Code Review MCP — Cursor-first PR reviewer

End-to-end MCP that reviews GitHub PRs using your local toolchain and Cursor’s AI. It fetches PR diffs, loads project docs, runs static/security/tests, posts inline comments (when allowed), and generates a Markdown report.

Requirements

• Node.js 18+

• Cursor

• GitHub Personal Access Token (repo permissions) — loaded via .env.mcp

• Optional tools (auto-detected; skipped if missing):

  • ESLint, Prettier, TypeScript (tsc) from project devDependencies

  • Semgrep CLI (pipx install semgrep or brew install semgrep)

  • Playwright (npm i -D @playwright/test and npx playwright install)

Installation

• Clone this repo (or copy tools/mcp-code-review.mjs and .mcp/code-review/ into your project repo)

• Install Node deps in the repo: npm ci (or npm i)

• Ensure .cursor/mcp.json points to the absolute path of tools/mcp-code-review.mjs

Example .cursor/mcp.json:

Environment (auth)

• The MCP loads only .env.mcp (repo root) by default, or --env-file=/path/to/env

• Required:

  • GITHUB_TOKEN=... (must have access to the target repo; SSO-authorized if org enforces it)

• Optional:

  • JIRA_BASE_URL, JIRA_EMAIL, JIRA_API_KEY

  • FIGMA_TOKEN

  • SEMGREP_RULES_DIR=.mcp/code-review/semgrep-rules

Project files the MCP auto-detects

• Repo docs (AI context):

  • codebase_structure.md and watchouts.md at repo root

  • All .md under .mcp/code-review/ (e.g., your-rules.md)

• Lint/format/types:

  • ESLint/Prettier run from local node_modules/.bin using your project configs

  • TypeScript runs if tsconfig.json exists

• Security:

  • Semgrep rules from .mcp/code-review/semgrep-rules/ if present, otherwise p/ci

• Tests:

  • Playwright runs if playwright.config.ts/js exists at repo root

Usage

In Cursor chat inside the target repo:

• @code-review 123 (auto-detect repo from git origin)

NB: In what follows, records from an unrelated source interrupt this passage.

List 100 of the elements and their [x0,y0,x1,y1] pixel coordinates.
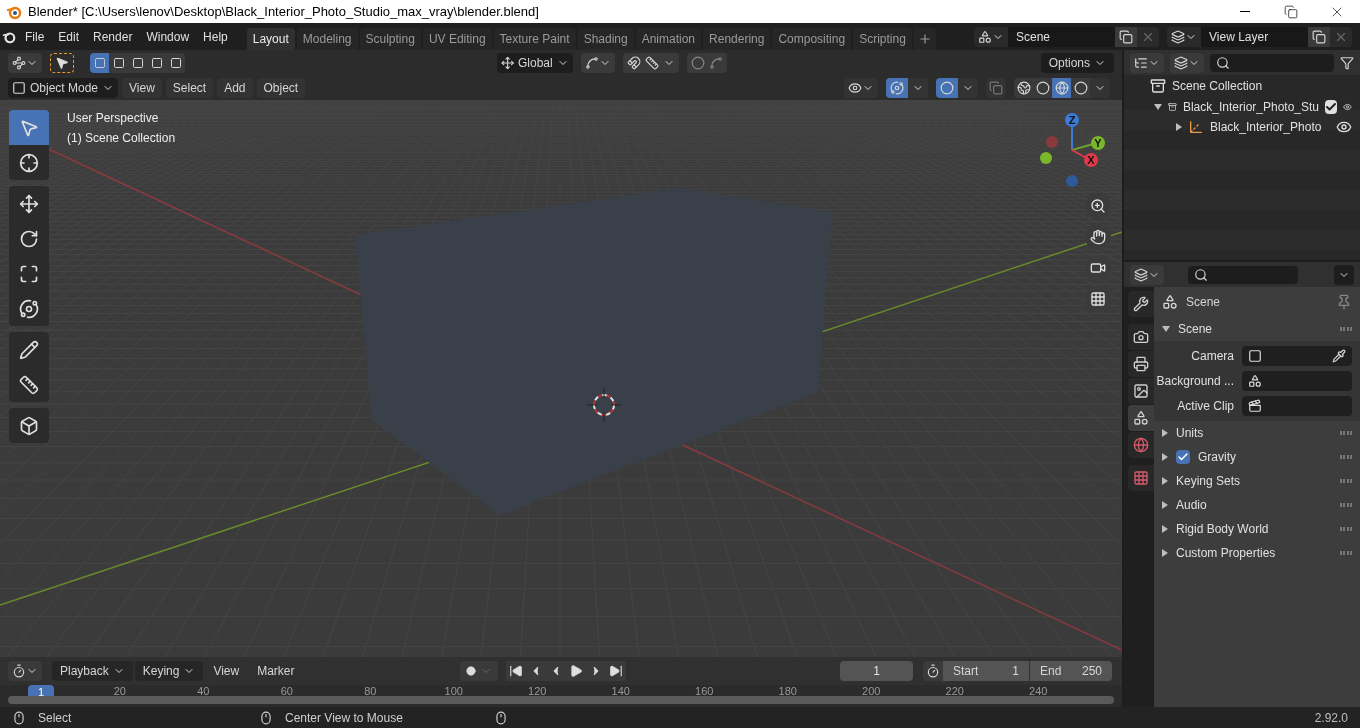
search-field[interactable] [1188,265,1298,284]
workspace-tab[interactable]: Sculpting [359,28,421,50]
select-tool-button[interactable] [50,52,74,73]
menu-item[interactable]: File [18,25,52,48]
overlay-toggle[interactable] [936,77,958,98]
app-logo-icon[interactable] [2,29,16,44]
add-workspace-button[interactable] [913,28,936,50]
expand-triangle-icon[interactable] [1162,525,1168,533]
measure-tool[interactable] [9,367,49,402]
timeline-menu[interactable]: View [205,661,248,681]
timeline-menu[interactable]: Marker [249,661,303,681]
drag-handle-icon[interactable] [1340,551,1352,555]
select-mode-button[interactable] [166,52,185,73]
expand-triangle-icon[interactable] [1154,104,1162,110]
axis-gizmo-drawing[interactable] [1040,113,1105,187]
tool-tab[interactable] [1127,291,1154,317]
preview-range-button[interactable] [923,661,943,681]
expand-triangle-icon[interactable] [1162,549,1168,557]
drag-handle-icon[interactable] [1340,503,1352,507]
world-tab[interactable] [1127,432,1154,458]
end-frame-field[interactable]: End 250 [1030,661,1112,681]
editor-type-button[interactable] [1130,52,1164,73]
exclude-checkbox[interactable] [1325,100,1338,114]
select-mode-button[interactable] [90,52,109,73]
display-mode-button[interactable] [1170,52,1204,73]
jump-start-button[interactable] [506,661,526,681]
orientation-dropdown[interactable]: Global [496,52,573,73]
select-mode-button[interactable] [109,52,128,73]
property-field[interactable] [1242,396,1352,416]
menu-item[interactable]: Help [196,25,235,48]
editor-type-button[interactable] [1130,264,1164,285]
camera-view-button[interactable] [1085,255,1111,281]
property-field[interactable] [1242,346,1352,366]
workspace-tab[interactable]: UV Editing [422,28,492,50]
visibility-dropdown[interactable] [844,77,878,98]
workspace-tab[interactable]: Scripting [853,28,912,50]
menu-item[interactable]: Render [86,25,140,48]
current-frame-field[interactable]: 1 [840,661,913,681]
3d-viewport[interactable]: User Perspective (1) Scene Collection Z Y X [0,100,1122,657]
add-cube-tool[interactable] [9,408,49,443]
drag-handle-icon[interactable] [1340,455,1352,459]
start-frame-field[interactable]: Start 1 [943,661,1029,681]
outliner-item[interactable]: Black_Interior_Photo_Stu [1182,98,1320,116]
expand-triangle-icon[interactable] [1162,326,1170,332]
expand-triangle-icon[interactable] [1162,429,1168,437]
expand-triangle-icon[interactable] [1162,501,1168,509]
options-dropdown[interactable] [1334,264,1354,285]
editor-type-button[interactable] [8,52,42,73]
pin-button[interactable] [1336,294,1352,310]
editor-type-button[interactable] [8,661,42,681]
proportional-edit-button[interactable] [686,52,727,73]
transform-tool[interactable] [9,291,49,326]
new-view-layer-button[interactable] [1308,26,1330,47]
new-scene-button[interactable] [1115,26,1137,47]
view-layer-selector-button[interactable] [1167,26,1201,47]
expand-triangle-icon[interactable] [1176,123,1182,131]
xray-toggle[interactable] [986,77,1006,98]
workspace-tab[interactable]: Modeling [296,28,358,50]
workspace-tab[interactable]: Rendering [703,28,771,50]
outliner-item[interactable]: Black_Interior_Photo [1210,118,1330,136]
drag-handle-icon[interactable] [1340,431,1352,435]
material-shading-button[interactable] [1052,77,1071,98]
view-layer-tab[interactable] [1127,378,1154,404]
rendered-shading-button[interactable] [1071,77,1090,98]
workspace-tab[interactable]: Shading [577,28,634,50]
drag-handle-icon[interactable] [1340,527,1352,531]
filter-button[interactable] [1340,55,1354,70]
options-dropdown[interactable]: Options [1040,52,1114,73]
visibility-toggle[interactable] [1336,119,1352,135]
viewport-menu[interactable]: View [122,77,162,98]
solid-shading-button[interactable] [1033,77,1052,98]
menu-item[interactable]: Edit [51,25,87,48]
select-box-tool[interactable] [9,110,49,145]
timeline-menu-dropdown[interactable]: Playback [52,661,133,681]
cursor-tool[interactable] [9,145,49,180]
drag-handle-icon[interactable] [1340,327,1352,331]
panel-checkbox[interactable] [1176,450,1190,464]
jump-end-button[interactable] [606,661,626,681]
viewport-menu[interactable]: Object [256,77,306,98]
output-tab[interactable] [1127,351,1154,377]
render-tab[interactable] [1127,324,1154,350]
timeline-menu-dropdown[interactable]: Keying [134,661,204,681]
zoom-button[interactable] [1085,193,1111,219]
drag-handle-icon[interactable] [1340,479,1352,483]
scene-tab[interactable] [1127,405,1154,431]
scene-selector-button[interactable] [974,26,1008,47]
auto-keying-button[interactable] [460,661,498,681]
mode-dropdown[interactable]: Object Mode [8,77,118,98]
gizmo-toggle[interactable] [886,77,908,98]
expand-triangle-icon[interactable] [1162,477,1168,485]
pivot-dropdown[interactable] [580,52,615,73]
search-field[interactable] [1210,53,1334,72]
expand-triangle-icon[interactable] [1162,453,1168,461]
annotate-tool[interactable] [9,332,49,367]
menu-item[interactable]: Window [139,25,197,48]
viewport-menu[interactable]: Select [165,77,214,98]
workspace-tab[interactable]: Texture Paint [493,28,576,50]
property-field[interactable] [1242,371,1352,391]
workspace-tab[interactable]: Compositing [772,28,852,50]
pan-button[interactable] [1085,224,1111,250]
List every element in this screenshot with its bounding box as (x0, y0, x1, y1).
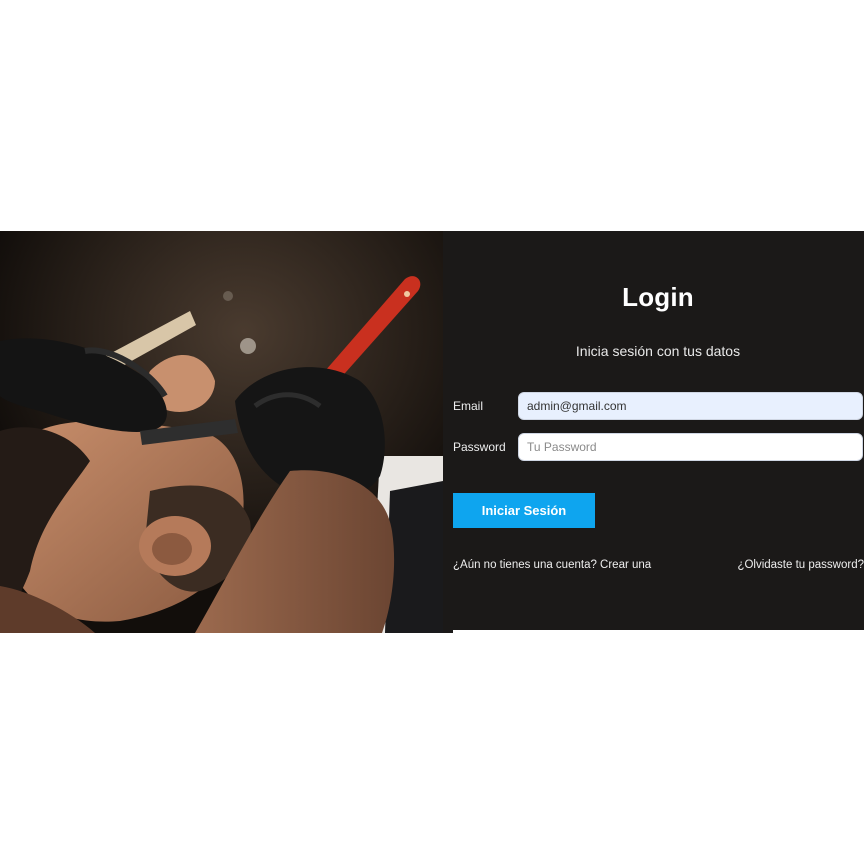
login-panel: Login Inicia sesión con tus datos Email … (443, 231, 864, 633)
password-field[interactable] (518, 433, 863, 461)
login-layout: Login Inicia sesión con tus datos Email … (0, 231, 864, 633)
register-link[interactable]: ¿Aún no tienes una cuenta? Crear una (453, 559, 651, 571)
barber-photo (0, 231, 443, 633)
login-subtitle: Inicia sesión con tus datos (575, 343, 741, 359)
password-field-row: Password (453, 432, 864, 462)
panel-bottom-divider (453, 630, 864, 633)
email-field[interactable] (518, 392, 863, 420)
login-title: Login (622, 282, 694, 312)
login-submit-button[interactable]: Iniciar Sesión (453, 493, 595, 528)
email-label: Email (453, 399, 484, 413)
page: Login Inicia sesión con tus datos Email … (0, 0, 864, 864)
password-label: Password (453, 440, 506, 454)
email-field-row: Email (453, 391, 864, 421)
forgot-password-link[interactable]: ¿Olvidaste tu password? (737, 559, 864, 571)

• @code-review owner/repo#123

• @code-review https://github.com/owner/repo/pull/123

• @code-review latest

Flags:

• --env-file=/abs/path/to/.env.mcp (override default)

• --dry-run (skip posting/comments, still generate report)

• --commit-report (commit report to PR branch when permitted)

• --auto-fix or --auto-fix=force (apply ESLint/Prettier fixes, commit & push)

• --skip-static --skip-security --skip-tests --skip-figma

• --semgrep-rules-dir=/path/to/rules (override rules)

• --max-diff-chars=20000 --max-file-hunks=10 --verbose

Outputs:

• Logs: mcp-logs/ (per-run files)

• Artifacts: mcp-artifacts/<owner>-<repo>-PR<#>-<ts>/

• Report: mcp-reports/code-review-<owner>-<repo>-PR<#>-<ts>.md

Notes:

• If the authenticated user is the PR author, GitHub may reject review posting; the MCP will skip comments but still write the report (see Pipeline Status in the report).

• Older logs/reports (>1 day) are pruned, and only the latest report for a PR is kept.

Sub-tools (advanced)

You can call focused tools directly:

• @github.resolve_pr { prId: "owner/repo#123" }

• @github.fetch_files { owner: "owner", repo: "repo", pull_number: 123 }

• @jira.fetch { prMeta: { title: "...", body: "...", branch: "..." } }

• @analysis.run_static { files: ["src/..."], runTsc: true }

• @security.run_semgrep {}

• @tests.run_playwright {}

• @report.generate {...}

• @cleanup.prune { owner:"owner", repo:"repo", pull_number:123 }

CI recommendations

Run the same tools in CI for consistent enforcement:

• ESLint: npx eslint . --max-warnings=0

• Prettier: npx prettier --check .

• Semgrep: pipx install semgrep && semgrep --config .mcp/code-review/semgrep-rules --error -- .

• Playwright: npx playwright install --with-deps && npx playwright test --reporter=line

Troubleshooting

• Bad credentials: ensure .env.mcp is present and logs show Auth loaded from .env.mcp:.... Verify PAT: curl -H "Authorization: Bearer $GITHUB_TOKEN" https://api.github.com/user → must be 200.

• Jira skipped: ensure Jira key in PR branch/title/body, and JIRA_* are set.

• Semgrep skipped: install CLI or set rules dir.

• Playwright skipped: add playwright.config.* and install browsers.

For platform-specific setup (macOS/Windows), see docs/Platform-Setup.md.